Symbiotic relationship between Streptococcus mutans and Candida albicans synergizes the virulence of plaque-biofilms in vivo
Falsetta, M.L., et al
Infection and Immunity. 2014. Published ahead of print 24 February 2014, doi: 10.1128/IAI.00087-14.
Streptococcus mutans is often cited as the main bacterial pathogen in dental caries, particularly in early-childhood caries (ECC). S. mutans may not act alone; Candida albicans cells are frequently detected along with heavy infection by S. mutans in plaque-biofilms from ECC-affected children. It remains to be elucidated whether this association is involved in the enhancement of biofilm virulence. We showed that the ability of these organisms together to form biofilms is enhanced in vitro and in vivo.
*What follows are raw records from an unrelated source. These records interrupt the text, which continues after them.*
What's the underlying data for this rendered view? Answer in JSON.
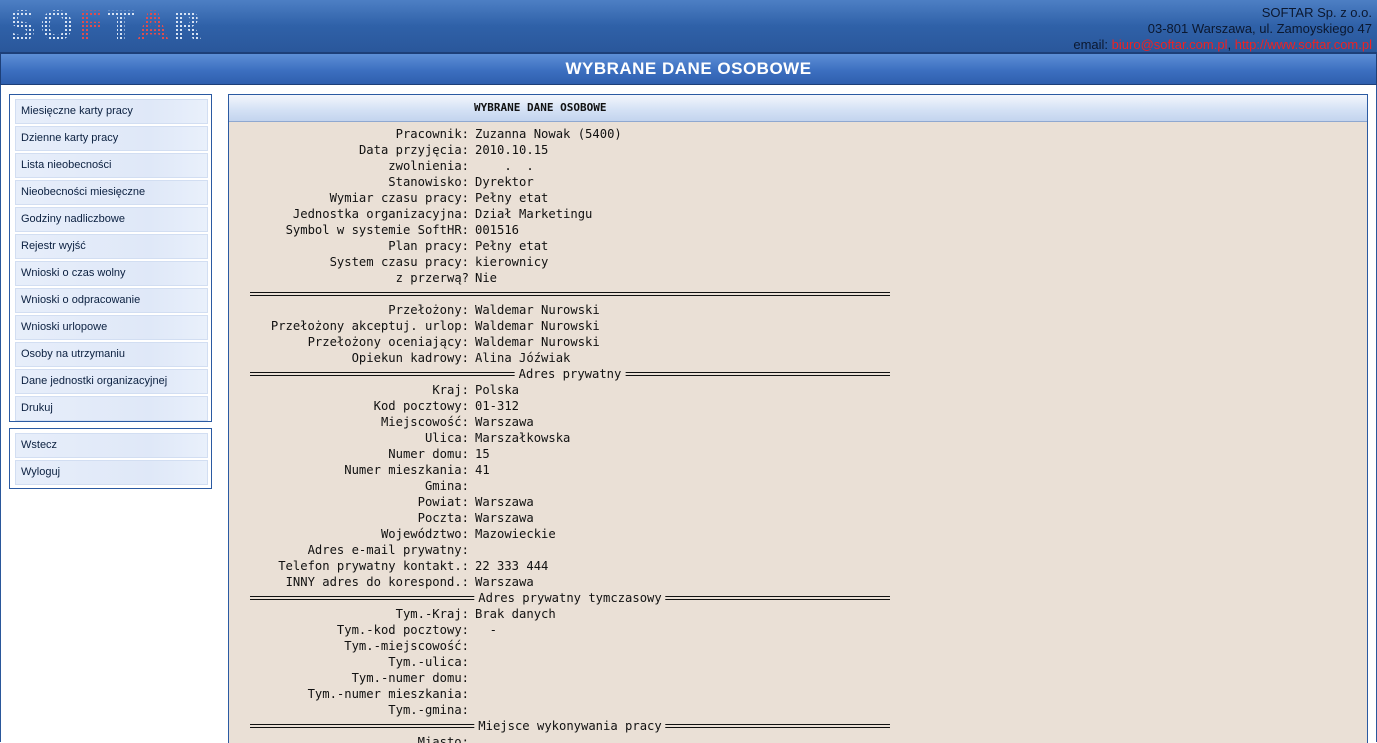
{
  "header": {
    "logo_text": "SOFTAR",
    "company_name": "SOFTAR Sp. z o.o.",
    "address": "03-801 Warszawa, ul. Zamoyskiego 47",
    "email_label": "email:",
    "email": "biuro@softar.com.pl",
    "website": "http://www.softar.com.pl"
  },
  "page_title": "WYBRANE DANE OSOBOWE",
  "menu": {
    "items": [
      {
        "label": "Miesięczne karty pracy"
      },
      {
        "label": "Dzienne karty pracy"
      },
      {
        "label": "Lista nieobecności"
      },
      {
        "label": "Nieobecności miesięczne"
      },
      {
        "label": "Godziny nadliczbowe"
      },
      {
        "label": "Rejestr wyjść"
      },
      {
        "label": "Wnioski o czas wolny"
      },
      {
        "label": "Wnioski o odpracowanie"
      },
      {
        "label": "Wnioski urlopowe"
      },
      {
        "label": "Osoby na utrzymaniu"
      },
      {
        "label": "Dane jednostki organizacyjnej"
      },
      {
        "label": "Drukuj"
      }
    ],
    "secondary": [
      {
        "label": "Wstecz"
      },
      {
        "label": "Wyloguj"
      }
    ]
  },
  "panel": {
    "title": "WYBRANE DANE OSOBOWE",
    "lines": [
      {
        "label": "Pracownik:",
        "value": "Zuzanna Nowak (5400)"
      },
      {
        "label": "Data przyjęcia:",
        "value": "2010.10.15"
      },
      {
        "label": "zwolnienia:",
        "value": "    .  ."
      },
      {
        "label": "Stanowisko:",
        "value": "Dyrektor"
      },
      {
        "label": "Wymiar czasu pracy:",
        "value": "Pełny etat"
      },
      {
        "label": "Jednostka organizacyjna:",
        "value": "Dział Marketingu"
      },
      {
        "label": "Symbol w systemie SoftHR:",
        "value": "001516"
      },
      {
        "label": "Plan pracy:",
        "value": "Pełny etat"
      },
      {
        "label": "System czasu pracy:",
        "value": "kierownicy"
      },
      {
        "label": "z przerwą?",
        "value": "Nie"
      },
      {
        "separator": ""
      },
      {
        "label": "Przełożony:",
        "value": "Waldemar Nurowski"
      },
      {
        "label": "Przełożony akceptuj. urlop:",
        "value": "Waldemar Nurowski"
      },
      {
        "label": "Przełożony oceniający:",
        "value": "Waldemar Nurowski"
      },
      {
        "label": "Opiekun kadrowy:",
        "value": "Alina Jóźwiak"
      },
      {
        "separator": "Adres prywatny"
      },
      {
        "label": "Kraj:",
        "value": "Polska"
      },
      {
        "label": "Kod pocztowy:",
        "value": "01-312"
      },
      {
        "label": "Miejscowość:",
        "value": "Warszawa"
      },
      {
        "label": "Ulica:",
        "value": "Marszałkowska"
      },
      {
        "label": "Numer domu:",
        "value": "15"
      },
      {
        "label": "Numer mieszkania:",
        "value": "41"
      },
      {
        "label": "Gmina:",
        "value": ""
      },
      {
        "label": "Powiat:",
        "value": "Warszawa"
      },
      {
        "label": "Poczta:",
        "value": "Warszawa"
      },
      {
        "label": "Województwo:",
        "value": "Mazowieckie"
      },
      {
        "label": "Adres e-mail prywatny:",
        "value": ""
      },
      {
        "label": "Telefon prywatny kontakt.:",
        "value": "22 333 444"
      },
      {
        "label": "INNY adres do korespond.:",
        "value": "Warszawa"
      },
      {
        "separator": "Adres prywatny tymczasowy"
      },
      {
        "label": "Tym.-Kraj:",
        "value": "Brak danych"
      },
      {
        "label": "Tym.-kod pocztowy:",
        "value": "  -"
      },
      {
        "label": "Tym.-miejscowość:",
        "value": ""
      },
      {
        "label": "Tym.-ulica:",
        "value": ""
      },
      {
        "label": "Tym.-numer domu:",
        "value": ""
      },
      {
        "label": "Tym.-numer mieszkania:",
        "value": ""
      },
      {
        "label": "Tym.-gmina:",
        "value": ""
      },
      {
        "separator": "Miejsce wykonywania pracy"
      },
      {
        "label": "Miasto:",
        "value": ""
      }
    ]
  }
}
The presence of C. albicans augments exopolysaccharides (EPS) production, such that co-species biofilms accrue more biomass and harbor more viable S. mutans cells than single-species biofilms. The resulting three-dimensional biofilm architecture displays sizeable S. mutans-microcolonies surrounded by fungal cells, which are enmeshed in a dense EPS-rich matrix. Using a rodent model, we explored the implications of this cross-kingdom interaction in the pathogenesis of dental caries. Co-infected animals displayed increased levels of infection and elevated microbial-carriage within plaque-biofilms compared to those infected with either alone. Furthermore, co-infection synergistically enhanced biofilm virulence, leading to an aggressive onset of the disease with rampant carious lesions. Our in vitro data also revealed that glucosyltransferase-derived EPS is a key mediator of co-species biofilm development, and that co-existence with C. albicans induces the expression of virulence genes in S.mutans (e.g. gtfB,fabM). We also found that Candida-derived β1,3-glucans contribute to EPS-matrix structure, while fungal mannan and β-glucan provide sites for GtfB binding-activity. Altogether, we demonstrate a novel mutualistic bacterial-fungal relationship that occurs at a clinically relevant site to amplify the severity of a ubiquitous infectious disease.